Help Yourself By Doing More For Others (But Not For That Reason)

For a long time I only really cared about myself. My focus was on my ‘success’, achievements and how I was viewed by others. I felt that if I was doing well in these, I was doing well in life.

During this time, I sometimes experienced intense difficulty with sustaining motivation. I could work hard for short periods of time but then experience a deep resistance that I couldn’t overcome.

On reflection, I think I struggled because deep down I knew I was lying to myself. I would bury my head in medical textbooks, telling myself I wanted the best exam results so that I could be a great doctor. But in reality I wanted to be the best to gratify my own ego.

My reasoning wouldn’t have stood up under a small amount of scrutiny, if I had actually subjected it to any. The level of detail I was learning and amount of time spent studying went far beyond that required to adequately treat future patients. If anything, the time spent studying when I could have been living my life more fully was hindering my development in other areas.
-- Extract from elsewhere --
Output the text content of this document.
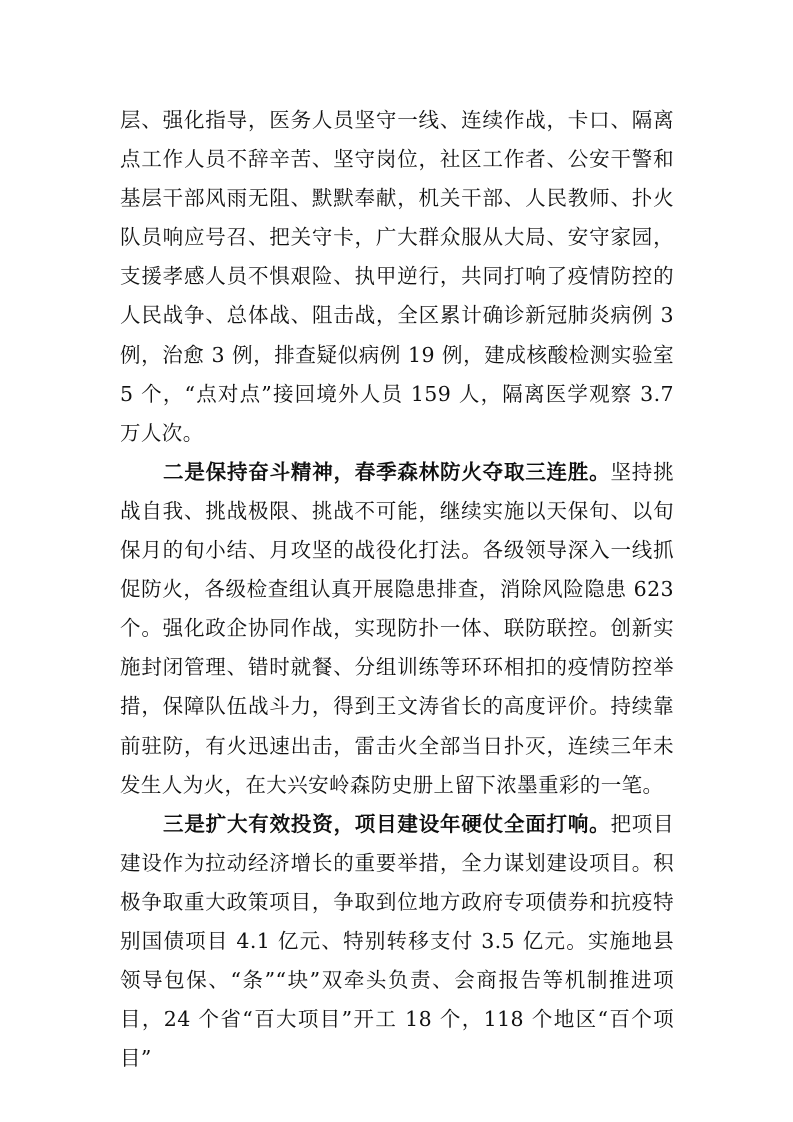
层、强化指导，医务人员坚守一线、连续作战，卡口、隔离点工作人员不辞辛苦、坚守岗位，社区工作者、公安干警和基层干部风雨无阻、默默奉献，机关干部、人民教师、扑火队员响应号召、把关守卡，广大群众服从大局、安守家园，支援孝感人员不惧艰险、执甲逆行，共同打响了疫情防控的人民战争、总体战、阻击战，全区累计确诊新冠肺炎病例 3 例，治愈 3 例，排查疑似病例 19 例，建成核酸检测实验室 5 个，“点对点”接回境外人员 159 人，隔离医学观察 3.7 万人次。

二是保持奋斗精神，春季森林防火夺取三连胜。坚持挑战自我、挑战极限、挑战不可能，继续实施以天保旬、以旬保月的旬小结、月攻坚的战役化打法。各级领导深入一线抓促防火，各级检查组认真开展隐患排查，消除风险隐患 623 个。强化政企协同作战，实现防扑一体、联防联控。创新实施封闭管理、错时就餐、分组训练等环环相扣的疫情防控举措，保障队伍战斗力，得到王文涛省长的高度评价。持续靠前驻防，有火迅速出击，雷击火全部当日扑灭，连续三年未发生人为火，在大兴安岭森防史册上留下浓墨重彩的一笔。

三是扩大有效投资，项目建设年硬仗全面打响。把项目建设作为拉动经济增长的重要举措，全力谋划建设项目。积极争取重大政策项目，争取到位地方政府专项债券和抗疫特别国债项目 4.1 亿元、特别转移支付 3.5 亿元。实施地县领导包保、“条”“块”双牵头负责、会商报告等机制推进项目，24 个省“百大项目”开工 18 个，118 个地区“百个项目”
I went through a major transition a few years ago. A few things happened in my personal life and I had some intense emotional experiences which led me to question how I was doing things.

Gradually, I started doing more for others. I started actively going out of my way to help friends and family members. I started to critically assess my approach to work and use of free time and shift it more towards helping others.

I observed that the more I did so, the less I had problems with motivation depletion. Over time, the actions I was taking started to align more with what I believed deep-down I should be doing. I honestly believe that it is an innate human instinct to want to help others, but that this can often get buried for a variety of reasons.

These days, the more confidence I have that my actions will positively influence others, the more energy and motivation I have. When I have dips in motivation, it either means that I’ve lost confidence that my actions are going to have positive impacts or I’m focussing too much on myself. By deciding which one it is and remedying it appropriately, I feel reinvigorated and refuelled.

I am not saying I am now an entirely selfless person who only lives to serve others. However, I do believe that helping others is important in finding personal fulfillment.

What I’m describing only applies when actions are motivated by the genuine desire to help others, rather than wanting to help others with the ultimate intention that by doing so you will help yourself. (this is something I struggled with for some time)

If you’re having difficulty motivating yourself or are struggling for a sense of purpose, ask yourself “how can I do more for others?”